Who could have imagined attracting an international audience to a cannabis website produced in the middle of Canada from Manitoba's windswept capital?

Paul Samyn is who, the editor of the venerable Winnipeg Free Press, one of Canada's last independent regional dailies, who in the early stages of the country's move to pot legalization saw an opportunity.

Samyn's idea was to create a credible specialist online news site not so much intended for the burgeoning Canadian business sector but aimed at the anticipated multitude of pot consumers anxious for information about the soon-to-be-legal drug. To cover the costs, the paper's advertising department would sell display ads to a growing corporate sector and to the retailers looking to attract new customers.

As it turned out Samyn's entrepreneurial dream, like so many during the early heady days of what the Globe and Mail trumpeted as "the biggest new business sector in Canadian history," was not so promising as he hoped.

Bloom is off the rose

One year after legalization, as pot share prices sag, the number of cannabis users remains stagnant, and provincial distribution systems still fail to compete with the illegal sector, the bloom is off the rose.

As it turns out Samyn was half right. People really did want a popular and reliable information source about the emerging pot sector. The site got respectable traffic not just from Canada and the U.S., but from around the world. But as with so many other cannabis-related ventures begun with such high hopes, the business case just didn't work out.

Last week The Leaf News, as the Free Press pot venture was called, bid farewell, that is "until the next time Canada legalizes a drug," said the online newsletter in the cheeky style it had cultivated.

Chris Wattie/Reuters
Chris Wattie/Reuters

When I spoke to Samyn just over a year ago, the writing was already on the wall.

"The advertising revenue has been negligible," said Samyn, who had anticipated rules on pot promotion would be more like the lucrative liquor sector, with high-value lifestyle ads and glittering product displays. As it turned out, the plain brown wrapper style of packaging decreed by federal law was never going to make for a pretty image.

Besides, advertising rules intended to discourage use rather than help develop a new lucrative industry did not allow for showing people actually enjoying the product and its effects.

"They're treating it like tobacco," he said.

The vision thing

The current disillusionment with the Canadian pot industry is partly due to the contrast with the business hype of startup companies trying to sell "vision," said Michael Armstrong, a professor at Brock University's Goodman School of Business, in St.
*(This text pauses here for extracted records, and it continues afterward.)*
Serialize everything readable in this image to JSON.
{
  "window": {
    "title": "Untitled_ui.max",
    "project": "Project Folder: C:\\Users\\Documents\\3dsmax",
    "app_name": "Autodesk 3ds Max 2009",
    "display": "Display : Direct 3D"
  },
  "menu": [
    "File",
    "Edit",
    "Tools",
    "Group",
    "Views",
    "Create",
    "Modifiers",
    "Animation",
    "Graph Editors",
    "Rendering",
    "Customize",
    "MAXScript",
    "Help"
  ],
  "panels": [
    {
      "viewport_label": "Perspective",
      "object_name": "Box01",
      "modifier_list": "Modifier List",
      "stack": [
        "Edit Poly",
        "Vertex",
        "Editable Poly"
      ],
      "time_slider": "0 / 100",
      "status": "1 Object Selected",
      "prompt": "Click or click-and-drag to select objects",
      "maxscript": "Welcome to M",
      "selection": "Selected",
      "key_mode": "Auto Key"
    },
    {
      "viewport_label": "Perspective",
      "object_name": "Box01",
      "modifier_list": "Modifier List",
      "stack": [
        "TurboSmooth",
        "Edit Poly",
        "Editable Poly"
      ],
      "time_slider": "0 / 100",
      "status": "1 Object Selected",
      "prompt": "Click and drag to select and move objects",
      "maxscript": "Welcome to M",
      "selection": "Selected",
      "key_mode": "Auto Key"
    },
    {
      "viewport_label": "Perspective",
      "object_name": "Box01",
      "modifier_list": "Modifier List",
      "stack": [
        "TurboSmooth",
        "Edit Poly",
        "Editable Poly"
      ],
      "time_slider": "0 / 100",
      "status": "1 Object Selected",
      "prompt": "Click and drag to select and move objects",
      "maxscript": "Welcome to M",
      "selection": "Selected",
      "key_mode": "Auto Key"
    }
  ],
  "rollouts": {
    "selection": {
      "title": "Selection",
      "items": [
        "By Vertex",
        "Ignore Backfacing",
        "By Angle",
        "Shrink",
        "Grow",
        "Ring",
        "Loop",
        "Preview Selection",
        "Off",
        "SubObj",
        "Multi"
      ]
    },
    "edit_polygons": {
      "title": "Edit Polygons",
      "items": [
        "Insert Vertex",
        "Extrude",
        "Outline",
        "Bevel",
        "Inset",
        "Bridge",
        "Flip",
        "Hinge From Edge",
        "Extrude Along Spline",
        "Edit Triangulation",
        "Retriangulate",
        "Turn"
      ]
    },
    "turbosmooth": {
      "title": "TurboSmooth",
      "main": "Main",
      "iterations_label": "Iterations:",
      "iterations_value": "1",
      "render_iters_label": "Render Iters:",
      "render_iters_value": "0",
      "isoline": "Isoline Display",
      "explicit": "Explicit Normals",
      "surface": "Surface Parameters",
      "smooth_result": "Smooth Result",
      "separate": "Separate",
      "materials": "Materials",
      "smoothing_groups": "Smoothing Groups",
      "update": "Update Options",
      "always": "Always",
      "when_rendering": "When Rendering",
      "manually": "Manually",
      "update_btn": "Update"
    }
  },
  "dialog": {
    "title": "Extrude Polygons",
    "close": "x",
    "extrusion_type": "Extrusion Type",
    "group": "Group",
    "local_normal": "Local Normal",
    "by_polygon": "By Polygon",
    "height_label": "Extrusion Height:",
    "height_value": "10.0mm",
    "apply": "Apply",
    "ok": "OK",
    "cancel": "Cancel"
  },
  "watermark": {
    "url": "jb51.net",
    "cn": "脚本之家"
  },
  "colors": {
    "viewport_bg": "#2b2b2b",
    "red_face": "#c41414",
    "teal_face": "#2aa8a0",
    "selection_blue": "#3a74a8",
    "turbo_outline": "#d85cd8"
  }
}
Catharines, Ont., who writes regularly for the Globe and Mail's paid-subscription cannabis newsletter, Report on Business Cannabis Professional.

"Two years ago we had all these entrepreneurs big or small selling vision of the empires they were going to build and how wonderfully profitable they were going to be," said Armstrong.

That's the job of entrepreneurs, like Tesla's Elon Musk or WeWork's Adam Neumann, painting the picture of success to inspire investors to give them money. But not all visionary ideas work out. Last week Canopy Growth and Aurora Cannabis, Canada's two biggest pot companies, revealed that revenue was falling and announced stunning losses.

Winnipeg Free Press
Winnipeg Free Press

Now, of course, experts who once declared that a shortage of pot supplies would be hard for the industry to overcome are saying they saw the current glut coming.

"If you were a rational investor or a wise investor ... you would be realizing at that point, OK, this is going to be a brand new industry. It's almost certainly going to go through some kind of boom and bust," said Armstrong.

Armstrong says the flood of new pot publications and specialist cannabis reporters was less over-optimistic than entrepreneurial as the shrinking journalism industry sought an opportunity for growth. That includes the Globe's specialist site for which, so far, Armstrong still writes a monthly op-ed.

"This is what the private sector does. They place educated bets and the Globe and Mail said, 'This is a brand new industry, there's potentially money here,'" he said.

Scott Neufeld
Scott Neufeld

Solomon Israel, though hired to fill the pages of The Leaf News, is now a staff reporter for the Winnipeg Free Press, covering stories that will include the cannabis beat. He says that while in the end ad revenue was not as good as expected, the two-year run of the site was a success as a public service and in helping to put Winnipeg and the paper on the map.

"Something that I tried to do every day," said Israel, "was to try and focus on things that don't only matter to people who own stocks in cannabis companies but simply to people who might use cannabis and be interested in learning more about legalization and the laws just for themselves."

Archive of cannabis wisdom

And the public service work the site generated has not disappeared. The Ask Herb feature, an advice column, continues on the Free Press site as a kind of FAQ of Canadian cannabis wisdom.

Brock's Armstrong, who is scandalized at the mismanagement of the Canadian pot rollout, especially in Ontario, says there is still potential growth in the industry once legal sales cut into the black market that retains the vast majority of the Canadian trade. But he says that requires more stores and more competitive pricing.

Israel, who effectively spent two years full time becoming a cannabis expert, also sees the industry transforming slowly over the coming decades, just as alcohol only gradually became a normal retail product in the years after Prohibition. And from his point of view, the fact that pot smoking has not exploded in popularity since cannabis became legal is not a bad thing.

"From a public health perspective that's good news, right?" said Israel. "When you get down to it, the legislation was public health legislation first and foremost, it wasn't legislation that was meant to necessarily create an enormous industry."